The dream was the same as it had always been, so far back into her memory that she couldn’t remember when it had first crept into her sleeping mind to frighten her.  She was a young child.  She knew this somehow, though she had no idea of how old she was … small enough to hide under the benches in the great hall and creep away unnoticed … less than five, she was certain.  She was afraid and triumphant at the same time.  She’d escaped nurse’s watchful eye.  She’d managed to slip through the garden and out the postern gate.  

Someone had left the gate ajar and the outside world beckoned.  Her sense of happy adventure had lasted until she realized she was lost.  When had the meadow given way to wooded lands?  She couldn’t seem to remember anything except that she had chased a
tribit
, round and round, enjoying the pursuit and far more interested in running than in actually catching the poor creature.

She heard voices calling to her.  They were fearful, angry.  There were many voices, as if everyone from the keep had come to look for her.  The idea frightened her almost as much as the fact that she was lost.  She didn’t want to be punished.  Instead of answering them, she ran and hid.  As she crouched beneath the tangle of brush, however, darkness began creeping through the leaves of the trees, closing around her. 

Finally, her fear of the dark woods had overcome her fear of punishment.  She’d crawled from hiding, begun to run toward the voices that still called her name, though their anger had given way to their own fears.  Even as she ran, however, heard the voices become louder, closer—she realized that something was running behind her, giving chase as she had pursued the
tribit
before.  Quite suddenly, it had bounded from the brush and pounced upon her, knocking her to the ground.  Its sharp teeth bared in a snarl as it curled its upper lip back.  Its golden eyes gleamed in the light of the twin full moons that had just risen above the tree tops.

It bore no resemblance to a man—not even a native of Petrac—nor, in fact, any beast that she was familiar with.

And yet there was the tattered remains of what might once have been a shirt tangled around its shoulders ….

Instinctively, she threw up her hands in an effort to protect herself when it snarled at her.  Pain flooded through her as she felt the beast’s teeth slice into her flesh.  She screamed in terror and kept on screaming as the pain filled her shocked mind.

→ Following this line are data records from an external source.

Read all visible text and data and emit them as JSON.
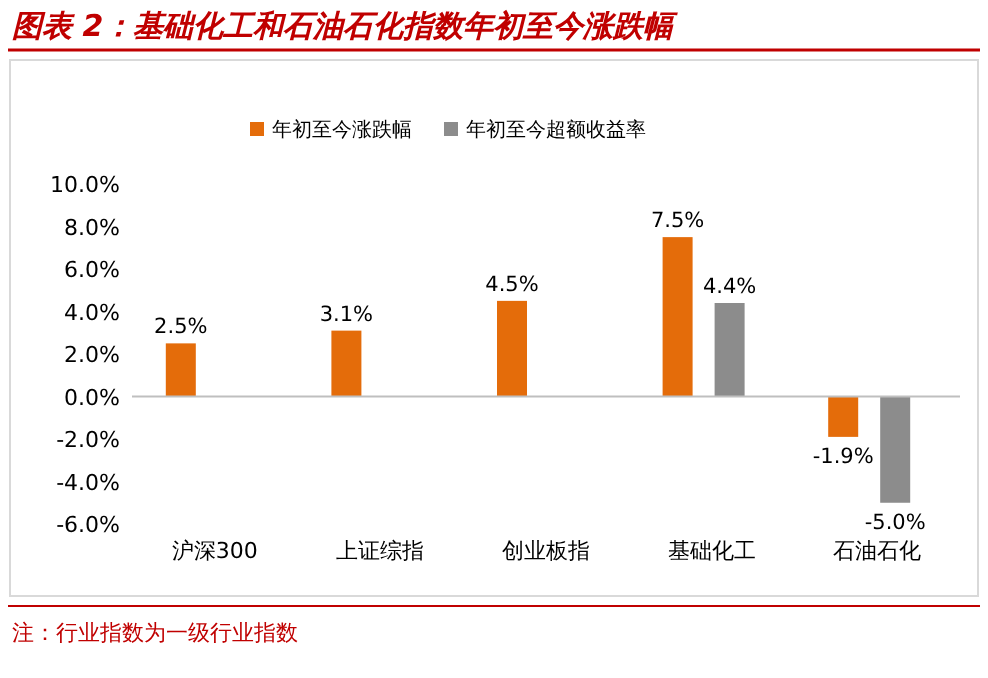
{
  "chart_data": {
    "type": "bar",
    "title": "图表 2：基础化工和石油石化指数年初至今涨跌幅",
    "categories": [
      "沪深300",
      "上证综指",
      "创业板指",
      "基础化工",
      "石油石化"
    ],
    "series": [
      {
        "name": "年初至今涨跌幅",
        "color": "#e46c0a",
        "values": [
          2.5,
          3.1,
          4.5,
          7.5,
          -1.9
        ],
        "value_labels": [
          "2.5%",
          "3.1%",
          "4.5%",
          "7.5%",
          "-1.9%"
        ]
      },
      {
        "name": "年初至今超额收益率",
        "color": "#8c8c8c",
        "values": [
          null,
          null,
          null,
          4.4,
          -5.0
        ],
        "value_labels": [
          null,
          null,
          null,
          "4.4%",
          "-5.0%"
        ]
      }
    ],
    "ylim": [
      -6,
      10
    ],
    "yticks": [
      {
        "value": -6,
        "label": "-6.0%"
      },
      {
        "value": -4,
        "label": "-4.0%"
      },
      {
        "value": -2,
        "label": "-2.0%"
      },
      {
        "value": 0,
        "label": "0.0%"
      },
      {
        "value": 2,
        "label": "2.0%"
      },
      {
        "value": 4,
        "label": "4.0%"
      },
      {
        "value": 6,
        "label": "6.0%"
      },
      {
        "value": 8,
        "label": "8.0%"
      },
      {
        "value": 10,
        "label": "10.0%"
      }
    ],
    "legend": "top",
    "annotations": [
      "注：行业指数为一级行业指数"
    ]
  }
}
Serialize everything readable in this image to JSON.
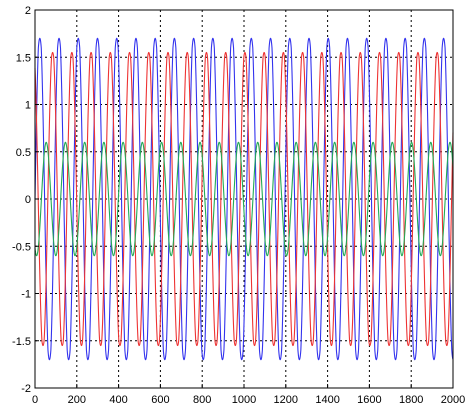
{
  "chart_data": {
    "type": "line",
    "title": "",
    "xlabel": "",
    "ylabel": "",
    "xlim": [
      0,
      2000
    ],
    "ylim": [
      -2,
      2
    ],
    "x_ticks": [
      0,
      200,
      400,
      600,
      800,
      1000,
      1200,
      1400,
      1600,
      1800,
      2000
    ],
    "y_ticks": [
      -2,
      -1.5,
      -1,
      -0.5,
      0,
      0.5,
      1,
      1.5,
      2
    ],
    "x_tick_labels": [
      "0",
      "200",
      "400",
      "600",
      "800",
      "1000",
      "1200",
      "1400",
      "1600",
      "1800",
      "2000"
    ],
    "y_tick_labels": [
      "-2",
      "-1.5",
      "-1",
      "-0.5",
      "0",
      "0.5",
      "1",
      "1.5",
      "2"
    ],
    "grid": true,
    "grid_style": "dotted",
    "legend": "none",
    "series": [
      {
        "color": "#3333ee",
        "amplitude": 1.8,
        "period": 92,
        "phase_deg": 0,
        "peak_clip": 1.6
      },
      {
        "color": "#ee3333",
        "amplitude": 1.6,
        "period": 92,
        "phase_deg": 120,
        "peak_clip": 1.5
      },
      {
        "color": "#22aa55",
        "amplitude": 0.6,
        "period": 92,
        "phase_deg": 240,
        "peak_clip": 0.6
      }
    ]
  }
}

Aslyn woke, still caught in the grips of her nightmare, still struggling to scream.

As it slowly faded, she realized she was cold, so cold her teeth were chattering.  Dazed, her mind still sluggish, it took her some moments to assimilate where she was.

With the dread of recognition, her gaze finally focused upon her hands, curled inward toward her palm, almost like claws.  They were bloody.  She needed no mirror to tell her that her face and neck were covered with blood and bits of flesh, as well.  She’d morphed in the night, fed upon … some hapless prey.  The time of the change was upon her.